Inédit au cinéma en France, Yuki, conte sur l’oppression des plus faibles, est produit par la société Nikkatsu, fondée en 1912, tandis que son animation a été confiée au studio Mushi Production, emblématique créateur d’Astro Boy (1963), la première série animée nippone.
S’il s’agit de sa seule incursion dans le cinéma d’animation, Tadashi Imai inscrit pourtant son film dans un jeu de filiations plutôt flatteur : Yuki possède en effet des parentés évidentes avec Les Sept samouraïs d’Akira Kurosawa (1954) et avec Princesse Mononoké de Hayao Miyazaki (1997). Son argument est en apparence simple. Les grands-parents de Yuki veillent sur la terre depuis le ciel. À ses 13 ans, ils décident d’envoyer leur petite-fille pour apaiser un village rendu au dernier degré de la violence. L’adolescente a un an pour mener à bien sa mission, sans quoi elle se transformera en un vent hurlant…
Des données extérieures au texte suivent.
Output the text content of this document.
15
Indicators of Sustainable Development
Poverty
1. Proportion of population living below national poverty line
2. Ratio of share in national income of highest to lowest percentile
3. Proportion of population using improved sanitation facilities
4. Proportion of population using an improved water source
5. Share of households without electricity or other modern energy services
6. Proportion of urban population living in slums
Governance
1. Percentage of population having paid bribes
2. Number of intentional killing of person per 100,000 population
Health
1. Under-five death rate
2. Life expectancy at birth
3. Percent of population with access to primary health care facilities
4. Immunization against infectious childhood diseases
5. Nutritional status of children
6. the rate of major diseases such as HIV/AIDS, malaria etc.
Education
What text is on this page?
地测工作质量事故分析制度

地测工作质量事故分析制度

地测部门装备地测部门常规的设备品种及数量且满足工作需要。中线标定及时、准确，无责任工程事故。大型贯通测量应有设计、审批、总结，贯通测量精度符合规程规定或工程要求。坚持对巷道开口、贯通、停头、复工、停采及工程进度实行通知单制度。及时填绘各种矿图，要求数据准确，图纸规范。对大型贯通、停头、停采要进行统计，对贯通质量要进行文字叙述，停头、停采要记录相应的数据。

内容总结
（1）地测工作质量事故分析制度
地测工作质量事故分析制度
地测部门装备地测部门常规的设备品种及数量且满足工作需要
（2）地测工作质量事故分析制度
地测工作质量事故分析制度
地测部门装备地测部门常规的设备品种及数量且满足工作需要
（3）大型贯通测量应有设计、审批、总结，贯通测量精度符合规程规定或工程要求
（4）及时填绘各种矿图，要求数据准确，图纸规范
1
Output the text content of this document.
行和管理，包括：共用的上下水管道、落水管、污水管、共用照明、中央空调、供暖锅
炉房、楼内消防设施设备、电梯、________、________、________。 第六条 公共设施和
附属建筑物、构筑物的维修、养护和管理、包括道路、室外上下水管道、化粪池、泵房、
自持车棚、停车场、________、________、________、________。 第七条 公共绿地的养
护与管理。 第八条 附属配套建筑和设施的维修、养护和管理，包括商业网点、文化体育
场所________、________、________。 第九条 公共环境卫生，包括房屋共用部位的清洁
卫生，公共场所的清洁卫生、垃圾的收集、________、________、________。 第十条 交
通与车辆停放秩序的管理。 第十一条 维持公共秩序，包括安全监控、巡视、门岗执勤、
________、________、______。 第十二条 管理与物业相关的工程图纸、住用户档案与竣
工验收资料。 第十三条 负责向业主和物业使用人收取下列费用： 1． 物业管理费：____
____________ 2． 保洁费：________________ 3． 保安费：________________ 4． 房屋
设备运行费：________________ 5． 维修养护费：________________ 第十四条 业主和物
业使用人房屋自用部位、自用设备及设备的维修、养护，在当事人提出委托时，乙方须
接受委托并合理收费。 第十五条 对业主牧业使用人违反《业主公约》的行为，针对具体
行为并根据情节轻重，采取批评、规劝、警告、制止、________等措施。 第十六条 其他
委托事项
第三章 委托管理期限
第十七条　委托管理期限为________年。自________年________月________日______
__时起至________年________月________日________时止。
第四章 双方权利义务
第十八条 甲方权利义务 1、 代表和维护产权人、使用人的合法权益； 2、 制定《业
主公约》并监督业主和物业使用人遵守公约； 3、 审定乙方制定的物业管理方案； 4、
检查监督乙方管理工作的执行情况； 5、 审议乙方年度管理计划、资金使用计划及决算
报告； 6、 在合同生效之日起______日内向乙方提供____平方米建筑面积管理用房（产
C’est l’occasion pour le maître de l’humanisme social japonais de portraiturer le Japon des XVe et XVIe siècles. Cette jeune divinité descendue sur terre doit lutter contre « un monde de corruption et de violence » et en « éliminer les méchants ». Le Japon féodal dans lequel se déroule le récit de Yuki est une société où les spoliations, les vols, les agressions et les incendies sont monnaie courante. La hiérarchisation sociale bat également son plein : entre les seigneurs locaux, les voyous, les samouraïs, les paysans, les mendiants et les riches propriétaires fonciers, on perçoit une stratification immuable qui régit les rapports humains et conditionne les liens de subordination.
Si les moyens dévolus au film apparaissent modestes, ses qualités sont pourtant indiscutables. Tadashi Imai échafaude une fable sociale pour enfants, où des paysans unis et placés sous le patronage d’un vieux sage vont se dresser contre ceux qui cherchent à les asservir et leur imposer des impôts disproportionnels. La ronde des personnages nous fait passer par une divinité adolescente, une gamine facétieuse, un mendiant borgne et boiteux ou un chef de village avare et opportuniste. Choral, parfois spectaculaire et toujours poétique, Yuki est à la fois critique et enchanteur, convoquant tant les figures sociales les plus viles que les éléments les plus cinégéniques (feu, neige, vent, secousses sismiques, lave volcanique…).
Tiré d’une nouvelle de Ryûsuke Saitô, Yuki se distingue aussi par plusieurs sophistications. Il en est par exemple ainsi de l’union des paysans symbolisée par des torches aperçues au loin et arpentant la montagne simultanément. La dégradation de la condition du chef du village est quant à elle incarnée par une double chute pathétique, au sens propre comme au figuré. Enfin, dans une veine marxiste, les révoltés évoqueront « la honte de souffler le vent de la défaite ». Car c’est bien là le message principal de Yuki : reprendre possession de son existence, s’épanouir sans être asservi, concourir à davantage d’égalité.